Part of creating classroom community in the beginning of the year is to learn to more about your students, building the kind of relationships that won’t get you in trouble. My favorite lesson is called “Poem for Two Voices” which I adapted from the AVID English language arts training in Atlanta in the summer of 2004. This lesson uses Paul Fleischman’s poem “Booklice” from his collection called Joyful Noise: Poems for Two Voices.
Students partner up and use a Venn diagram or a Double Bubble map (Thinking Maps) to learn about each other’s similarities and differences and their graphic organizer also serves as their prewriting for their piece. After they have gathered information about each other, they then divide their paper up into 3 columns labeled Me, Us and You. I avoid the words “Hotdog style” when talking to students about folding their paper. (I think that dumbing our teacher language down deserves another blog.) Students then write 3-5 stanzas that reveal their similarities and differences. I challenge them to rhyme within the body of their stanzas although they don’t have too.
What do I do while they are writing? I am gathering my data from them for my “Poem of Many Voices.” While they are working together as partners, I move from group to group and ask each student to come up with a similarity and difference that we share.

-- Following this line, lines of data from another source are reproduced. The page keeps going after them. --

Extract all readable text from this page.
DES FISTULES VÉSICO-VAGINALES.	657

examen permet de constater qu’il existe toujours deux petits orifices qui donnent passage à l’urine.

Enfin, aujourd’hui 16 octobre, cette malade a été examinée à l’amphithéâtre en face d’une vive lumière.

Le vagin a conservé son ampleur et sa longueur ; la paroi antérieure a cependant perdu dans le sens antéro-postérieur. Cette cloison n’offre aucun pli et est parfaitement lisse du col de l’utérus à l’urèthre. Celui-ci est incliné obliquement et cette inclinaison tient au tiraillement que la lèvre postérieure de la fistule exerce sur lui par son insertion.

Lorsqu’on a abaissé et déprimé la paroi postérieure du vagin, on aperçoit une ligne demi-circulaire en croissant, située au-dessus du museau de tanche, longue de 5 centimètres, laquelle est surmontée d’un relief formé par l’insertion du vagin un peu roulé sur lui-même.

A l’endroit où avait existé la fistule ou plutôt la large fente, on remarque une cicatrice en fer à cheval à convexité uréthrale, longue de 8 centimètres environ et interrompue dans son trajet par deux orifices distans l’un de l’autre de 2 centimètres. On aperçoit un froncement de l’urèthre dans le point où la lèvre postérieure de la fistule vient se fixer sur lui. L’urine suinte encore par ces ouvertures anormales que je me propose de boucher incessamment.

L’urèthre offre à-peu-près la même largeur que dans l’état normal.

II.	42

This lesson builds several skills. It fully integrates reading and writing. It incorporates the use of comparison and contrast skills, one of Marzano’s high yield strategies. I extend the lesson by teaching signal words related to comparison and contrast. I also have the students write a paragraph before writing the poem. Students build listening and speaking skills while doing this. I would love to read your students’ work or hear about how this lesson worked for you.